Some of us get to feel a sense of superiority because we are vegans or lacto-vegetarians or vegetarians.  There is an air of purity and morality when one speaks about not eating meat. But have they ever thought that to an animal or plant it makes no different we are cruelly chomping on their chops and they have feelings too.  Have we ever thought about the feelings that carrot that you pulled out the earth or the potato that we harvest and boil in hot water – have we ever thought what that may be doing to those critters, well someone did and I think you should read it. Maybe we should only be eating what we produce ourselves.

So what really are the differences between animals and plants? There are plenty. The cells of plants, and not animals, for example, harbor chloroplasts, tiny green organelles that can turn the energy of light into sugar. Almost none of these differences, however, seem to matter to any of us trying to figure out what to eat.

….

When a plant is wounded, its body immediately kicks into protection mode. It releases a bouquet of volatile chemicals, which in some cases have been shown to induce neighboring plants to pre-emptively step up their own chemical defenses and in other cases to lure in predators of the beasts that may be causing the damage to the plants.
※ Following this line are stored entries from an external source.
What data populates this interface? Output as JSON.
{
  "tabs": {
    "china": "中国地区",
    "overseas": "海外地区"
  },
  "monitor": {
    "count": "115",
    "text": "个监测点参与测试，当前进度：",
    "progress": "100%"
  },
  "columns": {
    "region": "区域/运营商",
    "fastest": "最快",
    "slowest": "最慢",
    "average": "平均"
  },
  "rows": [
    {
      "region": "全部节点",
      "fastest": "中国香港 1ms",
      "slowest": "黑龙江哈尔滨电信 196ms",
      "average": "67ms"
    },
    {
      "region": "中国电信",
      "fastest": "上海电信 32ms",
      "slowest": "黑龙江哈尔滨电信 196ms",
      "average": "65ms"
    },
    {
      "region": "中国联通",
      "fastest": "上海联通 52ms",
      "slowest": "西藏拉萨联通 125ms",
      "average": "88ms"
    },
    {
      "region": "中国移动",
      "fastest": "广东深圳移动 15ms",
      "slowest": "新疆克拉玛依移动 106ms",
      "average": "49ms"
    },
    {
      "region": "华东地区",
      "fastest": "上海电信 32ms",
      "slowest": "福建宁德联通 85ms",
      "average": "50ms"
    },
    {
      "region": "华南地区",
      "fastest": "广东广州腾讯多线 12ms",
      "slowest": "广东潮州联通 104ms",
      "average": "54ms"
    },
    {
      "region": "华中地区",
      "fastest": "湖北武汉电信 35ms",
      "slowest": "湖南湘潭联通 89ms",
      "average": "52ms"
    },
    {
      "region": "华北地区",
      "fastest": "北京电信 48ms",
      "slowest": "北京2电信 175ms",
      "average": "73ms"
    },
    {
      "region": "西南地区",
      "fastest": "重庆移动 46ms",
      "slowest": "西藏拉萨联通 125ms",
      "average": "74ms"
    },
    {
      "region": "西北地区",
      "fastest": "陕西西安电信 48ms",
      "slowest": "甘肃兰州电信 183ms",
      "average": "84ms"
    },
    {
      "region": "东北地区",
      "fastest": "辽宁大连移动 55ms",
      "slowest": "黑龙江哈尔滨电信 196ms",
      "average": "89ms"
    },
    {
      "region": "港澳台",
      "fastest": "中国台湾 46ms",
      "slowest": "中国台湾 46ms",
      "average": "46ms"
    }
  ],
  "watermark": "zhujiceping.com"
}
Inside the plant, repair systems are engaged and defenses are mounted, the molecular details of which scientists are still working out, but which involve signaling molecules coursing through the body to rally the cellular troops, even the enlisting of the genome itself, which begins churning out defense-related proteins.

The differences that do seem to matter are things like the fact that plants don’t have nerves or brains. They cannot, we therefore conclude, feel pain. In other words, the differences that matter are those that prove that plants do not suffer as we do. Here the lack of a face on plants becomes important, too, faces being requisite to humans as proof not only that one is dealing with an actual individual being, but that it is an individual capable of suffering.